His efforts (and the efforts of others like Educate Girls Globally) have been generally received well by the Afghans and the Pakistanis. Although the MSM doesn’t have time or space to report it, in year 2000, 800,000 Afghani children attended school. In 2008, 8,600,000 were attending school, and of these, 2,300,000 are girls.
It has not been easy. In 1996, he survived an eight day armed kidnapping in the Northwest Frontier Province tribal areas of western Pakistan, and escaped a 2003 firefight with feuding Afghan warlords by hiding for eight hours under putrid animal hides in a truck going to a leather-tanning factory. He has overcome two fatwehs from Islamic mullahs, one of which banished him from the country for teaching girls. He appealed to the top cleric, agreeing to leave if that was the decision, and after several weeks received a letter in a gift box which described his work as blessed by Allah.
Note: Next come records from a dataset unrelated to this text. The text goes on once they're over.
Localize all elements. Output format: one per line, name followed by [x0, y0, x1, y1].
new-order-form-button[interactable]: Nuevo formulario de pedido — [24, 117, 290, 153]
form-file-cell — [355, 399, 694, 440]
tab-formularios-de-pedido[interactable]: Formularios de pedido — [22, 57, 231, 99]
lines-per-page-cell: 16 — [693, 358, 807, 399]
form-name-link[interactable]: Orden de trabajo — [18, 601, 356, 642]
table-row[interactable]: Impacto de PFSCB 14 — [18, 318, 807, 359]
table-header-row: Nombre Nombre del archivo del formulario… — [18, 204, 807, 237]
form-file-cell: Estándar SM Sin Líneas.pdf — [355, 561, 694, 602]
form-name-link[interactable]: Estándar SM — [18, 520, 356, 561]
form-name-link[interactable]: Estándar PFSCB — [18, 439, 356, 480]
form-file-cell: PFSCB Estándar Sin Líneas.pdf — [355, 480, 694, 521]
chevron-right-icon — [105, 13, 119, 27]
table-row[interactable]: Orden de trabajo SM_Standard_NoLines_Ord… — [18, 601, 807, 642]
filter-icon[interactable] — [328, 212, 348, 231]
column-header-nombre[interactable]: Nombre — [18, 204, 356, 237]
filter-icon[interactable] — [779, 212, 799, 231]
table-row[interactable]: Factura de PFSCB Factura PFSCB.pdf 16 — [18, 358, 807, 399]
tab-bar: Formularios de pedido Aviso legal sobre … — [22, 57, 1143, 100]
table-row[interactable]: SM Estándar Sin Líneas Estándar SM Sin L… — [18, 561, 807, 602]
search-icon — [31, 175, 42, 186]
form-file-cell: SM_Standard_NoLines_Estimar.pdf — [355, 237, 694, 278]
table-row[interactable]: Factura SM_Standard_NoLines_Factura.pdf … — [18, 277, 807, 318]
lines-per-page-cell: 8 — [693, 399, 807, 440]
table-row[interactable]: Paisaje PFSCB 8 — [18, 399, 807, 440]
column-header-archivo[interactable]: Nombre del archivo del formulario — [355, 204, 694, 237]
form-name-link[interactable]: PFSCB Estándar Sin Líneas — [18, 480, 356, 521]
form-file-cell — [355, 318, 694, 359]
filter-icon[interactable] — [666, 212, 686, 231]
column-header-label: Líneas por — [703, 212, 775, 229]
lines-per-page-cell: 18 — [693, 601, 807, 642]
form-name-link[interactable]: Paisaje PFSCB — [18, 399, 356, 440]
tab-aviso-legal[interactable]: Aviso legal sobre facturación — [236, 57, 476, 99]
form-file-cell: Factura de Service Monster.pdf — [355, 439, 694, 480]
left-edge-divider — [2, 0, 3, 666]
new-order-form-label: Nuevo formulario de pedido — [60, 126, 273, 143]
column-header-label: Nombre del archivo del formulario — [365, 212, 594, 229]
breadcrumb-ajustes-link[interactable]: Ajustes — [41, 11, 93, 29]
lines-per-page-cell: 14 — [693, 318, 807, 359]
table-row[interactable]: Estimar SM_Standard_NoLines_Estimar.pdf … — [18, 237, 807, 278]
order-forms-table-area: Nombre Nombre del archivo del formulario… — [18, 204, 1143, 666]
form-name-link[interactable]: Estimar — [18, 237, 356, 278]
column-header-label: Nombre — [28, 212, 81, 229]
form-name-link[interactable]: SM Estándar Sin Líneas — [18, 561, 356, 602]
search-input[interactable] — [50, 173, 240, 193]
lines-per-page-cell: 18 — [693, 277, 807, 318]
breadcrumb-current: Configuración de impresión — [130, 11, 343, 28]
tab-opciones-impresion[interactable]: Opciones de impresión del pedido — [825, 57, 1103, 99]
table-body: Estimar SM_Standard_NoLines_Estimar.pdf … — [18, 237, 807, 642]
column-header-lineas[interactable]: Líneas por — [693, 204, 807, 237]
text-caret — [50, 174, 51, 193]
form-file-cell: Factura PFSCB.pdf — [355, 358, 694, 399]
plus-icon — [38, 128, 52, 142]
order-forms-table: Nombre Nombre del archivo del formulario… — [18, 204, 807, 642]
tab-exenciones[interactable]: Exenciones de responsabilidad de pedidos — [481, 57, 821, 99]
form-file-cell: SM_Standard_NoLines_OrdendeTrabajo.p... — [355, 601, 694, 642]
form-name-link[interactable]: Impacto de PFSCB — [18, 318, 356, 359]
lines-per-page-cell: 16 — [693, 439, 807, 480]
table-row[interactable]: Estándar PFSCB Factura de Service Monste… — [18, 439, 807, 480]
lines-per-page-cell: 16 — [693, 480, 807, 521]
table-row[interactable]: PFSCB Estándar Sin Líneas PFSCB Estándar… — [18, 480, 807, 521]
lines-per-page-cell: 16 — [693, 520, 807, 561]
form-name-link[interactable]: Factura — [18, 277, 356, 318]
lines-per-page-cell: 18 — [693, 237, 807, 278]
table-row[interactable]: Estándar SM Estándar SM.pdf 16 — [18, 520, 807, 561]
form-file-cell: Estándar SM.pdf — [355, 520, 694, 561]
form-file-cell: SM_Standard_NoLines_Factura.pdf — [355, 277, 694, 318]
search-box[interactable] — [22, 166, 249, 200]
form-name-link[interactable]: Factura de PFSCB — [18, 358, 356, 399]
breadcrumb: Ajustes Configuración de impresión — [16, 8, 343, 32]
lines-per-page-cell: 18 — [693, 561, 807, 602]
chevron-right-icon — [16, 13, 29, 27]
Mortenson is a living hero to rural communities of Afghanistan and Pakistan, where he has gained the trust of Islamic leaders, military commanders and tribal chiefs from his tireless effort to champion education, especially for girls.
His cross-cultural expertise has brought him to speak on U.S. Capital Hill, national think tanks, the Pentagon, the Department of Defense, the U.S. State Department, libraries, outdoor groups, universities, schools, churches, mosques, synagogues, business and civic groups, women's organizations and many more.
As General Conway said, he, Admiral Mike Mullen (Chairman of the Joint Chiefs), and others in high places all read Three Cups of Tea (which has been on the NY Times best-seller list for 123 weeks) on their wives’ recommendations, but this essay comes from the discovery that they are all taking it very, very seriously!
It was the view of Professor Michael Doran, another speaker with broad State Department experience, that the State Department is an entity which exists to “negotiate behind closed doors with duly appointed representatives of recognized governments”. As an organization whose mission is “process”, success or failure are not important considerations – they are just a part of the process.
However, for the military on the ground in the Middle East, success is enormously important - in fact, an issue of life or death, and failure is unacceptable. It always takes several years of war for the American military and its political bosses to sort out the warriors from the politicians, and now it is done. To the U.S. government, Greg has advised listening, listening long and listening genuinely.
Admiral Mullen, General Stanley McCrystal, General Conway and one other top guy (I missed his name) have visited Afghanistan 32 times in the last year. On Adm. Mullen’s last trip he gave a slightly offended Karzai an hour or less and then spent twelve hours meeting local imams and elders, drinking tea and listening to them, and they said some things that were not very polite, but he listened. And then he flew to the tribal areas of Pakistan and drank tea listened to another group of leaders for another twelve hours.
Speaker after speaker among the academics agreed that it was only the U.S. military which had the intellectual ability, the motivation, the tools, the cultural sensitivity and the presence to relate to the people of diverse cultures around the world. They are not perfect, but they are the best the United States has to offer.
Incidentally, Greg is from Montana, of Norwegian Lutheran extraction, and will not accept a penny from the U.S. government. He has a new book coming, fans, about his recent experiences, which will be titled Stones into Schools. On his way to K2, he was not sensitive to the misery in the villages, and had he succeeded in reaching the summit, he might never have been.